Clear rules needed for shipping used e-car batteries to Africa - researchers

Clean Energy Wire

Researchers and environmentalists from Germany and several African nations are calling for clear rules and improved controls to better regulate the export of used e-car batteries from Europe to Africa for second-life applications. “We must set clear rules for shipping used batteries to low- and middle-income countries,” said Phyllis Omido from Kenya’s Center for Justice Governance and Environmental Action. "The mistakes made with the export of old computers must not be repeated,” added Sampson Atiemo from the Centre for Sustainable Cycles in Ghana. While the shipment of old equipment to Africa two decades ago was expected to contribute to development, the environmental and social consequences of an uncontrolled e-waste trade were enormous, according to Germany’s Institute for Applied Ecology (Oeko-Institut).

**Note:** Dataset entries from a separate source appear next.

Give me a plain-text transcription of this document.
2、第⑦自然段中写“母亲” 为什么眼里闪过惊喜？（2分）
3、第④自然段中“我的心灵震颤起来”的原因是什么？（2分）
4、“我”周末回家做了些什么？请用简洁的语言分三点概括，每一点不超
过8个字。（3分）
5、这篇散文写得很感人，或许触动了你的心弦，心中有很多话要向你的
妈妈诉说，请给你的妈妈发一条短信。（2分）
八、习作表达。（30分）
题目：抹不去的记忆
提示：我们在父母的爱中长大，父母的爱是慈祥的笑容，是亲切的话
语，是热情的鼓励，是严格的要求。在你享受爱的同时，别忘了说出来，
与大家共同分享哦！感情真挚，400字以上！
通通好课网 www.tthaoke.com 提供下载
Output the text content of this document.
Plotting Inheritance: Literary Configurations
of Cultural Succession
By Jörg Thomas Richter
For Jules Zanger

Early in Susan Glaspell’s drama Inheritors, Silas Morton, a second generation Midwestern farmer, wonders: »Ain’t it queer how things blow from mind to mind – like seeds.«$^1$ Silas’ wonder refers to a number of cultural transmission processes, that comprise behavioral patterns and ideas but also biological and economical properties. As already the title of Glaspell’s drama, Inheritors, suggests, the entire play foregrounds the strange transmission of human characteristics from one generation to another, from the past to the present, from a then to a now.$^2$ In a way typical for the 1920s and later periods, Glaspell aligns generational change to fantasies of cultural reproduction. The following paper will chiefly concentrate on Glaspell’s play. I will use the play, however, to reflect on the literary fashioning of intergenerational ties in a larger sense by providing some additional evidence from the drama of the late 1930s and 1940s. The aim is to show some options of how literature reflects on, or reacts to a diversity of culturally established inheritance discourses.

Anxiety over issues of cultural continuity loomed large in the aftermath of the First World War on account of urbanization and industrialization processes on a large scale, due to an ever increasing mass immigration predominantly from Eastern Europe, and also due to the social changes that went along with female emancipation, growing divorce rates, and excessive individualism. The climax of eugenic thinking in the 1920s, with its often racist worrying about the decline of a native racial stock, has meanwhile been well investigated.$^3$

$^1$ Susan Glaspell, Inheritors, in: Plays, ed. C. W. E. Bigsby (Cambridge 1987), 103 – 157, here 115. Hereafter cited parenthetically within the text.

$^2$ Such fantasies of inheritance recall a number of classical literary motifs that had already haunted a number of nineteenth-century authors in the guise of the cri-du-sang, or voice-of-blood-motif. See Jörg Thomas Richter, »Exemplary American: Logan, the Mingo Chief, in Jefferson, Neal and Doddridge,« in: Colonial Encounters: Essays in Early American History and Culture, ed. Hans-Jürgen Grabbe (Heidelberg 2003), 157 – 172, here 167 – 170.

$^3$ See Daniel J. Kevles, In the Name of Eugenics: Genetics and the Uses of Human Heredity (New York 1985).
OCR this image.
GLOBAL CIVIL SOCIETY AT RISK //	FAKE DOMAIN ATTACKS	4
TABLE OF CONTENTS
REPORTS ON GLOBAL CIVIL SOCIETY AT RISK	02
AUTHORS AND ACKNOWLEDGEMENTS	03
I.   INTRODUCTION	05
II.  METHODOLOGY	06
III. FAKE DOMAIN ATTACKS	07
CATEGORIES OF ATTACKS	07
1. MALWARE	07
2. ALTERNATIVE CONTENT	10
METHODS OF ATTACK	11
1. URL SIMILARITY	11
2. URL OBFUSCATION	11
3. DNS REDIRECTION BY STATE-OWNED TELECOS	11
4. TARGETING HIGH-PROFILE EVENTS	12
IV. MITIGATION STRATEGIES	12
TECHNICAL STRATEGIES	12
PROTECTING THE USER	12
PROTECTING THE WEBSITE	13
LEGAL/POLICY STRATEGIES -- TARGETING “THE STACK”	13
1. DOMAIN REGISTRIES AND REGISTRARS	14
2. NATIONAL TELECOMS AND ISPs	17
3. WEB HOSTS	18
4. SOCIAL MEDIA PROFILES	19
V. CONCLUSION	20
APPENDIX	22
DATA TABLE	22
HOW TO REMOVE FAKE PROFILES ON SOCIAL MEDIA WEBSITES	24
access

Like IT equipment, lithium-ion batteries contain numerous hazardous substances that can become a problem at the end of the product life cycle. The groups’ recommended minimum standards include:

  • Generally, only high-quality batteries with at least 80 percent of original energy storage capacity may be considered for export and donations – proven by tests under real conditions.
  • If batteries are of equal quality to new batteries commonly used in the target countries, they should also have a price advantage.
  • Shipments should comply with international procedures for trading in used goods. For example, the full functionality of batteries must be proven before shipping.
  • All actors bringing batteries – new or used – to market in low- and middle-income countries should be obliged to collect corresponding quantities in the same country and bring them to sound management.

The organisations also call for environmentally sound battery recycling capacities in Africa. "The demand for batteries will multiply, but the local take-back logistics, reuse and recycling are not yet sorted out," said Leslie Adogame of Nigeria’s Sustainable Research and Action for Environmental Development. “But please stop even considering sending your waste batteries to Africa.”

In Germany, engineering association VDI has said better recycling and circularity concepts for battery materials hold "enormous" ecological and financial potential.